BAB 6

2K 145 1
                                    

"Semakin mengenal seseorang. Kita jadi tau, harus benci atau suka sama orang tersebut."

Bety terus menerangkan karasterikstik Dafa. Semua tentang Dafa yang diketahuinya. Tentang pertemanannya dengan Dafa yang sudah terjalin sejak masuk SMP. Hari minggunya yang selalu kumpul di kafe dengan Dafa. Dan semua lagi tentang Dafa, yang menurut Bety pantas untuk diceritakan.

Tapi Rei tidak mendengarkan saksama cerita itu.

Pikirannya kacau.

Ada sakit, sedih, dan gelisah di hatinya.

Gimana mungkin, dirinya dan sahabatnya bisa menyukai seseorang yang sama? Atau, mungkin bukan itu yang disesalkan Rei. Bagaimana ia bisa mencintai Dafa, seseorang yang berbeda keyakinan dengannya.

Rei berpikir ini semua gila.

"Rei," seru Bety sambil menggoyangkan tubuh Rei. Menyadari sahabatnya hanya bengong sedari tadi.

"Lo kenapa?" tanya Bety khawatir.

"Ah, enggak," ujar Rei.

"Gue pergi dulu, ya, sorry gak bisa nemenin lo," timpal Rei lalu beranjak pergi.

Bety bahkan belum berkata apapun. Tapi gadis itu kini ditinggal dadakan oleh Rei. Mau tak mau, ia tetap melanjutkan melihat pertandingan sampai selesai.

Memperhatikan Dafa dari tepi lapangan.

Rei sendiri bergegas pergi. Berusaha bersembunyi kalau-kalau Dafa bertemu dengannya. Karena bukan sesuatu yang menyenangkan lagi untuk bertemu Dafa. Pertemuannya kali ini adalah sesuatu yang patut dihindarkan.

Dan harapan terakhirnya adalah UKS.

Gadis itu bersembunyi di sana.

Rei berbaring di ranjang UKS. Ia menutupi kaki sampai perutnya dengan selimut. Gadis itu kemudian melamun.

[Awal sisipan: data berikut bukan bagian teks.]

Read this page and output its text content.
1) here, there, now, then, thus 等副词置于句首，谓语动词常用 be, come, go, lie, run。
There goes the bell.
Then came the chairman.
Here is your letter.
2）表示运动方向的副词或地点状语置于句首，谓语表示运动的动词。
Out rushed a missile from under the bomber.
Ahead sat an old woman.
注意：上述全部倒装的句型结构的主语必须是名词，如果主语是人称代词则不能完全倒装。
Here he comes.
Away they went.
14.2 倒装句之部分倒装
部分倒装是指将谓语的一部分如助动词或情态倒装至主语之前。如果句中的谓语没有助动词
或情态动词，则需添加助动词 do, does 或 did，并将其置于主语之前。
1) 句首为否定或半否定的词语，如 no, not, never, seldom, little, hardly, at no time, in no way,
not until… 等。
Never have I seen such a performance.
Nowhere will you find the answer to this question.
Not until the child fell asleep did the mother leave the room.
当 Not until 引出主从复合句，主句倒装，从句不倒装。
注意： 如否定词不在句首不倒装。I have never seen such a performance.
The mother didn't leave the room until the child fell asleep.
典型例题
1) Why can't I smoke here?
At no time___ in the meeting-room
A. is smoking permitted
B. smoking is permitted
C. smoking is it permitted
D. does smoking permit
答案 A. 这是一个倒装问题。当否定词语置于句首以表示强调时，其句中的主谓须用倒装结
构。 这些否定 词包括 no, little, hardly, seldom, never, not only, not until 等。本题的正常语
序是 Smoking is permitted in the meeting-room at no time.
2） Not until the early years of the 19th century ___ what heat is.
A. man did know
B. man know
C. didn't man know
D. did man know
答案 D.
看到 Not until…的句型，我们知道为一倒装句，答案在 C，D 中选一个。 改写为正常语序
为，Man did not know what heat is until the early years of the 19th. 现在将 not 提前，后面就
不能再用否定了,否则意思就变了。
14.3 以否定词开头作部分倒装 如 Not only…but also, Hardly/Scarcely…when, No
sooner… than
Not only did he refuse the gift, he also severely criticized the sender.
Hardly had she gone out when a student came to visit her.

Matanya menyilaukan kekecewaan. Perih. Kaca-kaca air mata.

Tapi Rei bahkan tak bisa menangis.

Terlalu sakit untuk menyadari semua. Terlalu perih untuk mengakuinya. Hanya sebuah kemustahilan kosong untuk berharap semua ini adalah mimpi.

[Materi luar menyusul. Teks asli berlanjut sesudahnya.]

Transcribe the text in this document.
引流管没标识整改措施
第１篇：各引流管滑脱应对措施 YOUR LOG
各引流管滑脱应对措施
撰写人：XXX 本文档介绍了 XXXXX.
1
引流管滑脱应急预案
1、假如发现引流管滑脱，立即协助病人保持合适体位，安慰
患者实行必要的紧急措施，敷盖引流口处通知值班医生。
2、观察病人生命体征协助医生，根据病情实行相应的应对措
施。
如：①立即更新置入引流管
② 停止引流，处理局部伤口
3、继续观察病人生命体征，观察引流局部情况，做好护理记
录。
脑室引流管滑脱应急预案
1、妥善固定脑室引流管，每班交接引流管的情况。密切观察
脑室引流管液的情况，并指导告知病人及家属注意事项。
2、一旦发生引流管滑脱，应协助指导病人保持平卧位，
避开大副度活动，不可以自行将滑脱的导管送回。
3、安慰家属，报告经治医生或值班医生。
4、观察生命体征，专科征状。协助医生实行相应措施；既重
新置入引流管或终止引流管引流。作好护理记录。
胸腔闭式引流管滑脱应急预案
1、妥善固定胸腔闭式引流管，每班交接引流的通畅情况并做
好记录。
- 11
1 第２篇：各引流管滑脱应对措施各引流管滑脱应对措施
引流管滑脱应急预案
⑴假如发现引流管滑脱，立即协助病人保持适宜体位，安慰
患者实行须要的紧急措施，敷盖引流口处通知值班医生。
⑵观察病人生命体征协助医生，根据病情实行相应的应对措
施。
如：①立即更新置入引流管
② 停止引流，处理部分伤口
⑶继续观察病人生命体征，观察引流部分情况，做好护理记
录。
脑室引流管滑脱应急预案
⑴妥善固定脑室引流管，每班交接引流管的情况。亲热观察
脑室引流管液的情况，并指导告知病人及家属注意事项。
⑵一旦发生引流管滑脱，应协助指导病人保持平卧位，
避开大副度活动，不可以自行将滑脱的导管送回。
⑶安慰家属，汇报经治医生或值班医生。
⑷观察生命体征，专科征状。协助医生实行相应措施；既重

Ya. Ini sakit sekali. Lebih sakit daripada orang sakit.

Sementara Bety setia berdiri di tepi lapangan. Ia tersenyum sambil terus memperhatikan Dafa. Saat itu...

Tak sengaja Riki menatap pada kerumunan siswa yang turut menyaksikan pertandingan. Satu alasan Riki menatapnya, karena pria itu benar-benar mengharapkan kedatangan seorang Bety, untuk mendukungnya.

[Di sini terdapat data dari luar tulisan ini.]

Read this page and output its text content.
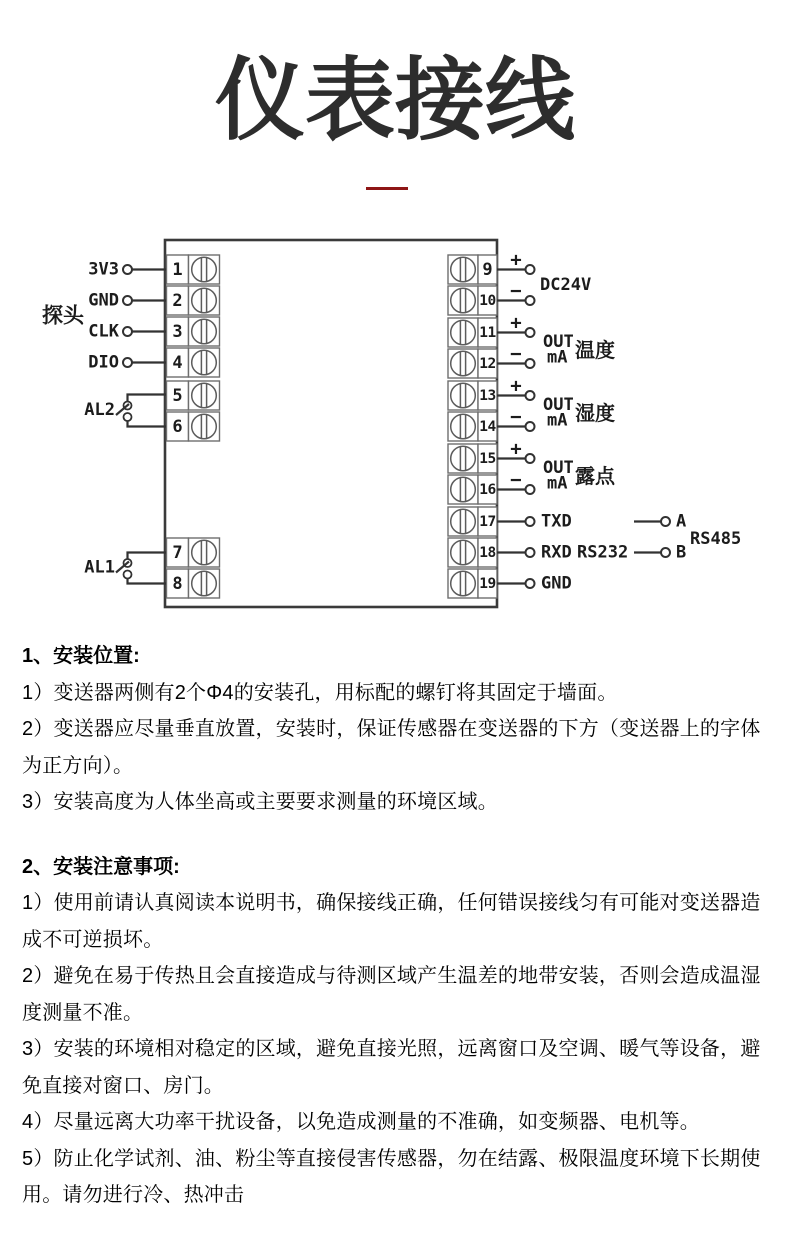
仪表接线
1
2
3
4
5
6
7
8
探头
3V3
GND
CLK
DIO
AL2
AL1
9
10
11
12
13
14
15
16
17
18
19
+
− DC24V
+
−
OUT
mA 温度
+
−
OUT
mA 湿度
+
−
OUT
mA 露点
TXD
RXD RS232
GND
A
B
RS485
1、安装位置:

1）变送器两侧有2个Φ4的安装孔，用标配的螺钉将其固定于墙面。

2）变送器应尽量垂直放置，安装时，保证传感器在变送器的下方（变送器上的字体为正方向）。

3）安装高度为人体坐高或主要要求测量的环境区域。

2、安装注意事项:

1）使用前请认真阅读本说明书，确保接线正确，任何错误接线匀有可能对变送器造成不可逆损坏。

2）避免在易于传热且会直接造成与待测区域产生温差的地带安装，否则会造成温湿度测量不准。

3）安装的环境相对稳定的区域，避免直接光照，远离窗口及空调、暖气等设备，避免直接对窗口、房门。

4）尽量远离大功率干扰设备，以免造成测量的不准确，如变频器、电机等。

5）防止化学试剂、油、粉尘等直接侵害传感器，勿在结露、极限温度环境下长期使用。请勿进行冷、热冲击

"Bety..." guman Riki begitu menemukan tubuh gadis itu. Tapi pandangan Riki berubah begitu menemukan senyum Bety mengarah pada... Dafa.

Pria itu bergidik ngeri.

Sekali lagi, ia masih kalah dengan Dafa.

"Ki!" seru temannya mengoper bola.

Riki menangkapnya.

Tapi pria itu masih emosi. Ada perasaan puncak kemarahannya saat ia masih memegang bola.

Pria itu mendribble bolanya. Hendak mengopernya.

Bukan pada teman se-grub nya atau ring sasaran.